In der ersten Periode ist Nietzsche der Jünger Schopenhauers und Richard Wagners. Eine Natur von träumerisch-schwärmerischen Anlagen, von großer Leidenschaft und Begabung für Musik, mit wachsenden Fertigkeiten für Versifikationen und Tonsetzungen, ohne dass es doch zum Dichter oder Komponisten gelangt hätte, seiner Erziehung und seinem Berufe nach ein gelehrter Philologe, legte Nietzsche in seiner Schrift über „Die Geburt der Tragödie aus dem Geiste der Musik" die gärenden Gedanken seiner Jugend nieder. Es handelt sich hier schon um den Gegensatz der tragischen und der theoretischen Weltbetrachtung. Die Musik ist die Mutter der griechischen Tragödie, die das geheimnisvolle Wehe des Willens, das Leiden des Lebens offenbart, die eine ewige Klage ist, aber zugleich die Erlösung durch den Schein, durch Gestaltung und Dichtung. Diesem höchsten Kunstwerk tritt der „theoretische Mensch" entgegen, verkörpert in Sokrates, dem Wissenden, dem Nichtmystiker, dem Feinde des Instinkts und darum des künstlerischen Schaffens, dem Logiker und Optimisten. Er bringt den Glauben an die Ergründlichkeit der Natur und an die Universalheilkraft des Wissens ans Licht, das heißt den Geist der Wissenschaft, unter dessen Zeichen die spätere hellenische, die alexandrinische und die ganze moderne Kultur lebt. Aber die tragische Weltbetrachtung ist nicht für immer überwunden; der Mythus und die Tragödie werden wiedergeboren aus dem Geiste der Musik; die Hoffnungen, die auf Erkenntnis gesetzt werden, schlagen in Resignation um. In der deutschen Musik erneuert sich der echte dionysische Tiefsinn der griechischen Antike, und aus gleichen Quellen strömt die deutsche Philosophie, der es in Kant und Schopenhauer gegeben war, die zufriedene Daseinslust der wissenschaftlichen Sokratik durch den Nachweis ihrer Grenzen zu vernichten. Im dritten und vierten Stücke der „Unzeitgemäßen Betrachtungen" feiert Nietzsche dann noch „Schopenhauer als Erzieher" und „Richard Wagner in Bayreuth", ganz im Banne eines Heroenkultus, der das Ziel der Menschheit in ihren höchsten Exemplaren sieht.

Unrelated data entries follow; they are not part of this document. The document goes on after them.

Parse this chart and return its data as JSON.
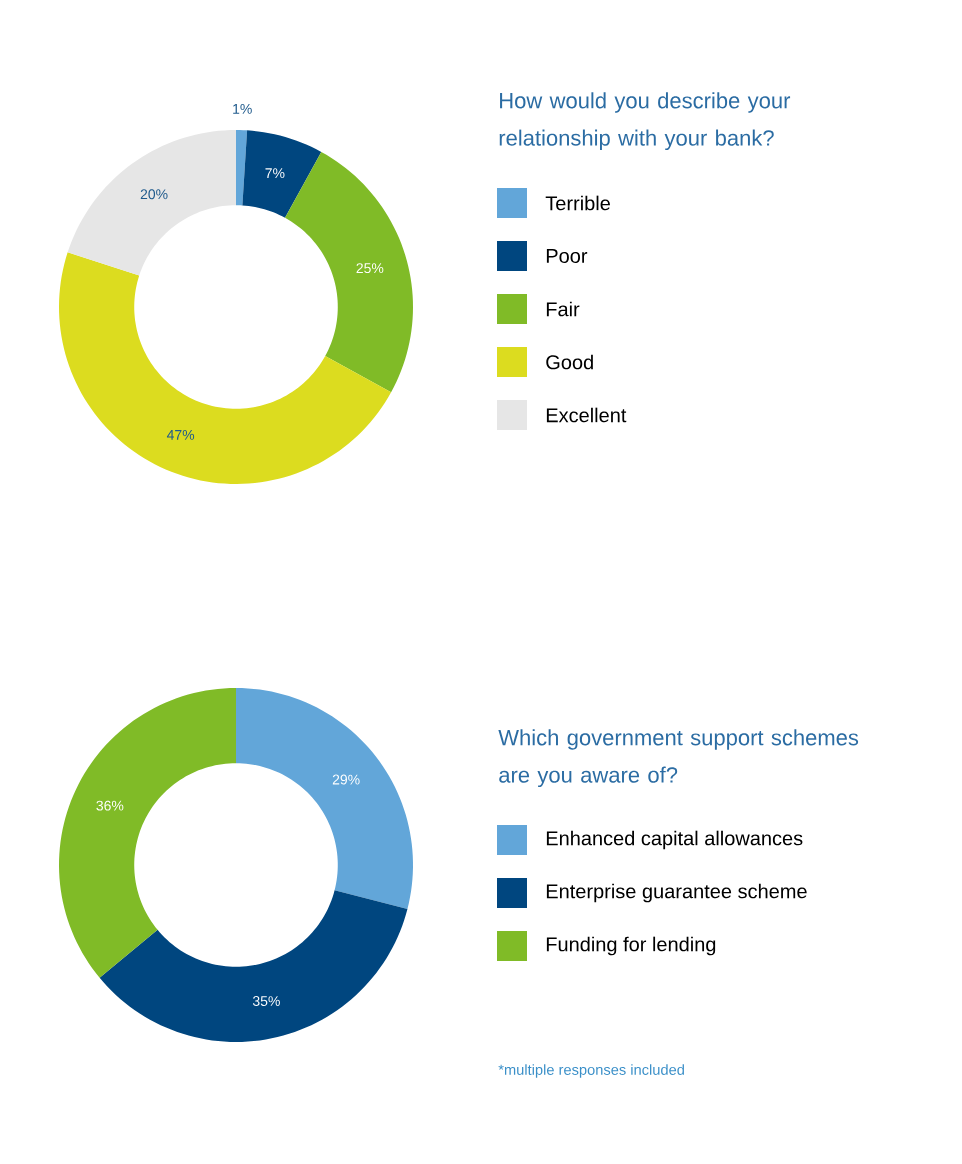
{
  "chart_data": [
    {
      "type": "donut",
      "title": "How would you describe your relationship with your bank?",
      "categories": [
        "Terrible",
        "Poor",
        "Fair",
        "Good",
        "Excellent"
      ],
      "values": [
        1,
        7,
        25,
        47,
        20
      ],
      "value_labels": [
        "1%",
        "7%",
        "25%",
        "47%",
        "20%"
      ],
      "colors": [
        "#62a6d9",
        "#00467f",
        "#80bb27",
        "#dcdc1f",
        "#e6e6e6"
      ],
      "legend": "right"
    },
    {
      "type": "donut",
      "title": "Which government support schemes are you aware of?",
      "categories": [
        "Enhanced capital allowances",
        "Enterprise guarantee scheme",
        "Funding for lending"
      ],
      "values": [
        29,
        35,
        36
      ],
      "value_labels": [
        "29%",
        "35%",
        "36%"
      ],
      "colors": [
        "#62a6d9",
        "#00467f",
        "#80bb27"
      ],
      "legend": "right",
      "annotations": [
        "*multiple responses included"
      ]
    }
  ]
}
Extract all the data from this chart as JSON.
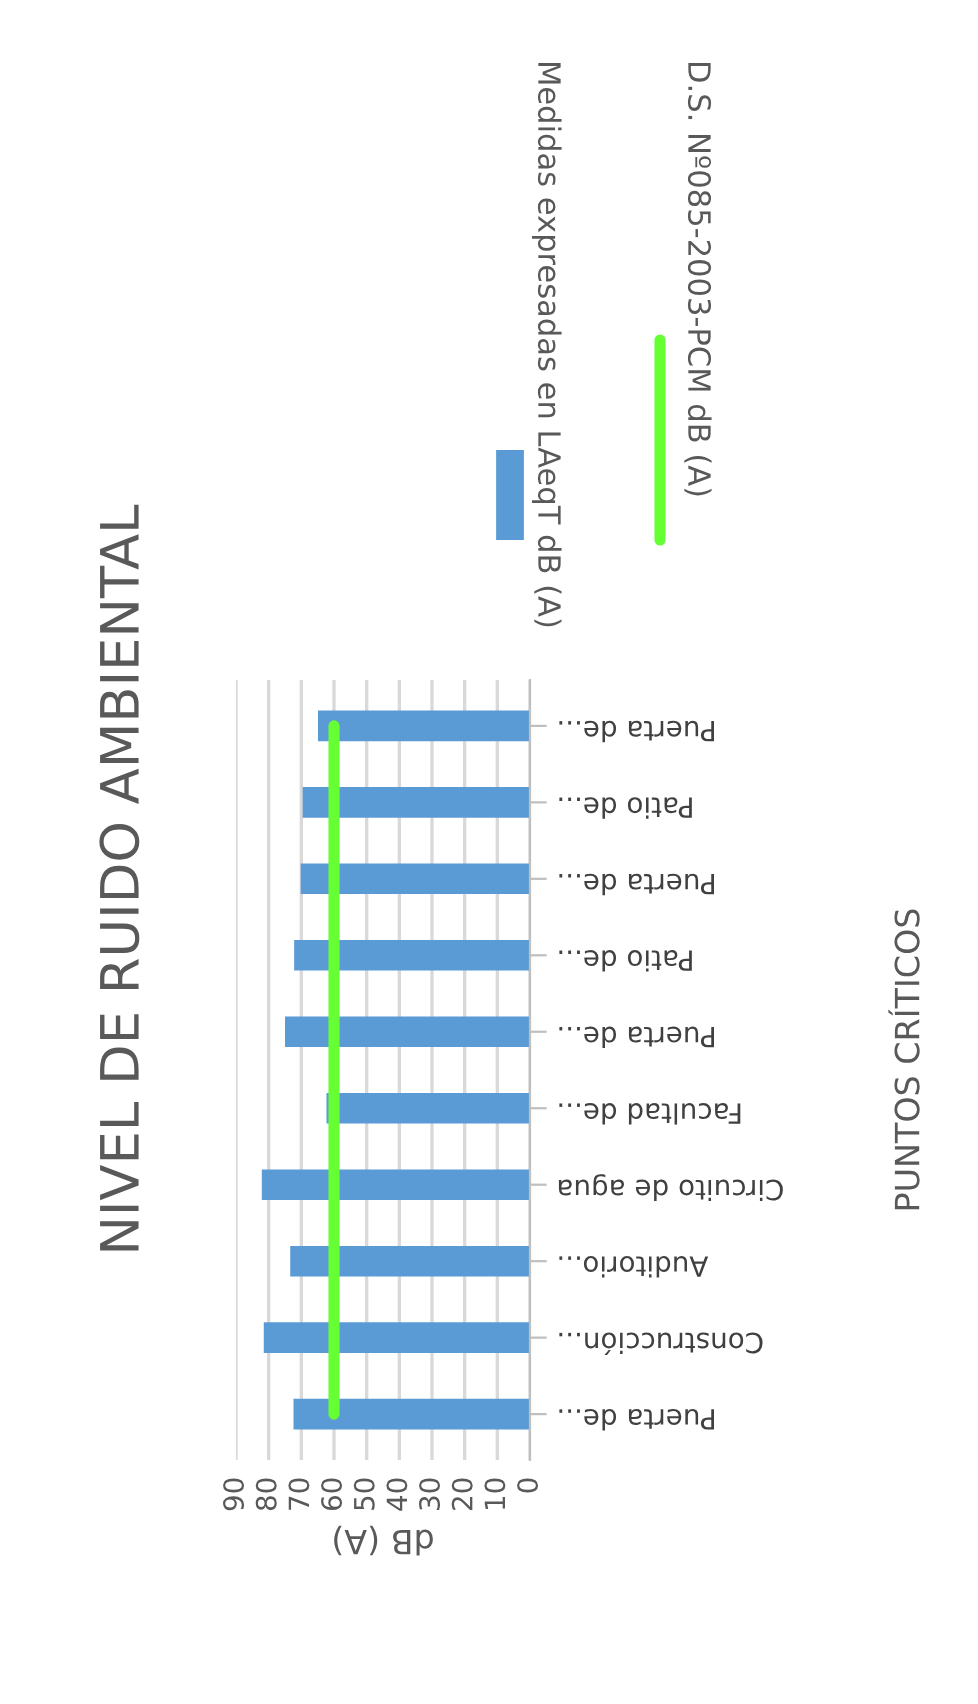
{
  "chart_data": {
    "type": "bar",
    "orientation": "horizontal",
    "title": "NIVEL DE RUIDO AMBIENTAL",
    "xlabel": "dB (A)",
    "annotations": [
      "PUNTOS CRÍTICOS"
    ],
    "categories": [
      "Puerta de...",
      "Patio de...",
      "Puerta de...",
      "Patio de...",
      "Puerta de...",
      "Facultad de...",
      "Circuito de agua",
      "Auditorio...",
      "Construcción...",
      "Puerta de..."
    ],
    "series": [
      {
        "name": "Medidas expresadas en LAeqT dB (A)",
        "color": "#5b9bd5",
        "values": [
          64.9,
          69.6,
          70.2,
          72.2,
          75,
          62.3,
          82.1,
          73.4,
          81.5,
          72.4
        ]
      },
      {
        "name": "D.S. Nº085-2003-PCM dB (A)",
        "type": "line",
        "color": "#66ff33",
        "values": [
          60,
          60,
          60,
          60,
          60,
          60,
          60,
          60,
          60,
          60
        ]
      }
    ],
    "xlim": [
      90,
      0
    ],
    "xticks": [
      90,
      80,
      70,
      60,
      50,
      40,
      30,
      20,
      10,
      0
    ],
    "grid": "x",
    "legend": "right"
  }
}
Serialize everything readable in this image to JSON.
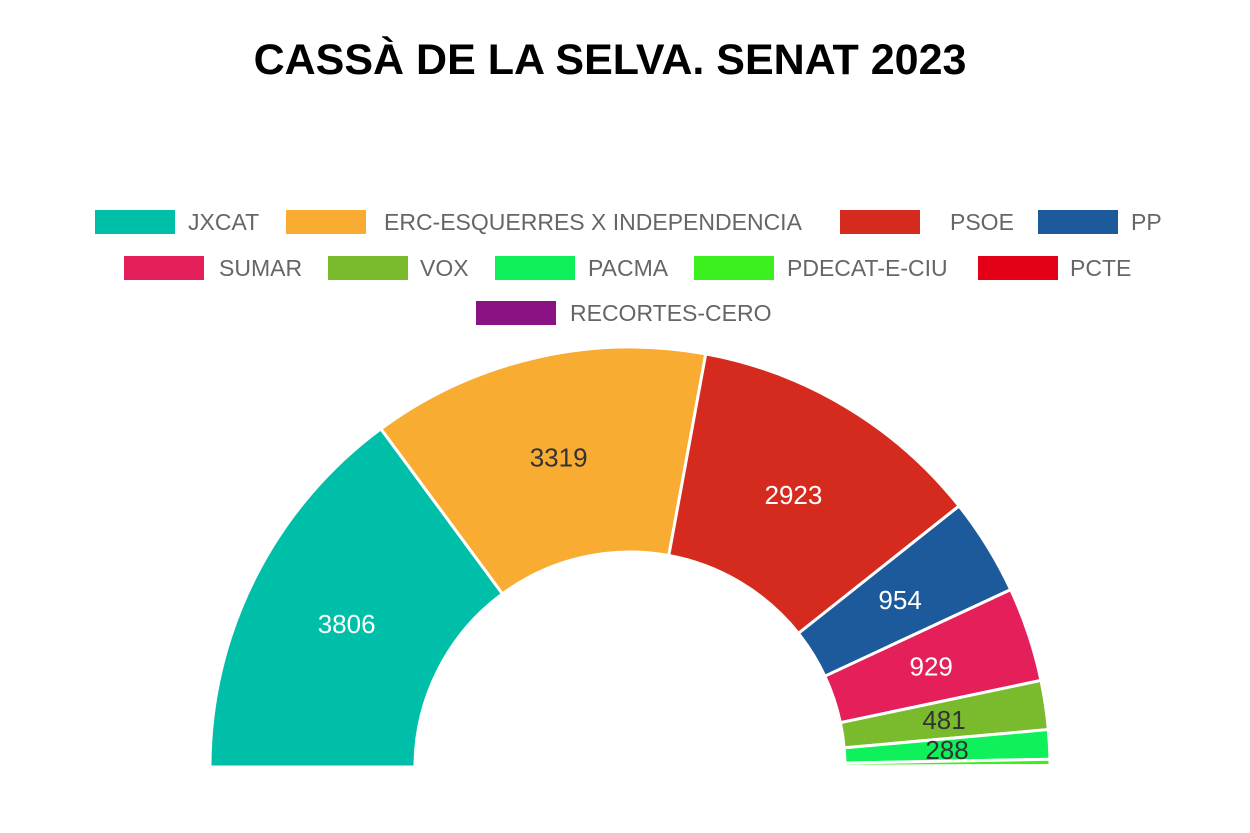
{
  "chart_data": {
    "type": "pie",
    "variant": "half-doughnut",
    "title": "CASSÀ DE LA SELVA. SENAT 2023",
    "legend_position": "top",
    "series": [
      {
        "name": "JXCAT",
        "value": 3806,
        "color": "#00bfa9"
      },
      {
        "name": "ERC-ESQUERRES X INDEPENDENCIA",
        "value": 3319,
        "color": "#f9ac32"
      },
      {
        "name": "PSOE",
        "value": 2923,
        "color": "#d52b1e"
      },
      {
        "name": "PP",
        "value": 954,
        "color": "#1d5a9c"
      },
      {
        "name": "SUMAR",
        "value": 929,
        "color": "#e41f5a"
      },
      {
        "name": "VOX",
        "value": 481,
        "color": "#7abb2e"
      },
      {
        "name": "PACMA",
        "value": 288,
        "color": "#0ef15a"
      },
      {
        "name": "PDECAT-E-CIU",
        "value": 60,
        "color": "#3cf01f"
      },
      {
        "name": "PCTE",
        "value": 10,
        "color": "#e30016"
      },
      {
        "name": "RECORTES-CERO",
        "value": 5,
        "color": "#8a1282"
      }
    ]
  }
}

Von diesen Jugendschriften Nietzsches gibt Tönnies eine vortreffliche Analyse, dagegen übergeht er, meines Erachtens mit Unrecht, das erste und zweite Stück der „Unzeitgemäßen Betrachtungen", die für das psychologische Verständnis Nietzsches ebenso wichtig oder selbst noch wichtiger sind, namentlich wenn man den tragisch-versöhnenden Zug in Nietzsches historischer Erscheinung verstehen will. So bezeichnend es für Nietzsche sein mag, wie er sich die Schopenhauer und Wagner als die „einzigen Lehrer wahrer Kultur" zurechtlegt und zu diesem Zwecke in geistreich spielender Weise die Weltgeschichte rückwärts konstruiert, so ist es doch noch bezeichnender, zu sehen, was ihn zu Schopenhauer und Wagner geführt hat. Hierüber geben die beiden ersten Stücke der „Unzeitgemäßen Betrachtungen" bedeutsamen Aufschluss. Das erste richtet sich gegen „David Strauß, den Bekenner und den Schriftsteller", gegen den „Alten und Neuen Glauben", worin Strauß die Bismärckerei und die ödeste Manchesterei als den Abschluss des großen Geisteskampfes feierte, den er selbst einst glorreich genug mit dem „Leben Jesu" begonnen hatte. Dagegen empörte sich der Künstler in Nietzsche, der an der griechischen Antike seinen Geschmack geschult hatte. Ihn graute vor der entsetzlichen Öde, die mit der Bekehrung der Bourgeoisie zu Bismarck in das deutsche Geistesleben einbrach und selbst unsere edle Sprache zerstörte. Es lohnte sich wahrhaftig, mit Strauß das mythische Geheimnis der evangelischen Geschichte aufzulösen, um mit Strauß das mystische Geheimnis der hohenzollernschen Dynastie zu feiern! Ein Glück noch für Strauß, dass die Bourgeoisie inzwischen dahinter gekommen war, dass „dem Volke die Religion erhalten werden" müsse und somit von seinem Atheismus nichts wissen wollte, wodurch er in seiner Art doch noch zum „Bekenner" wurde. Aber indem sich Nietzsche gegen Straußens „Bierbankevangelium" erhob, wahrte er unstreitig die glorreichsten Überlieferungen deutscher Kultur.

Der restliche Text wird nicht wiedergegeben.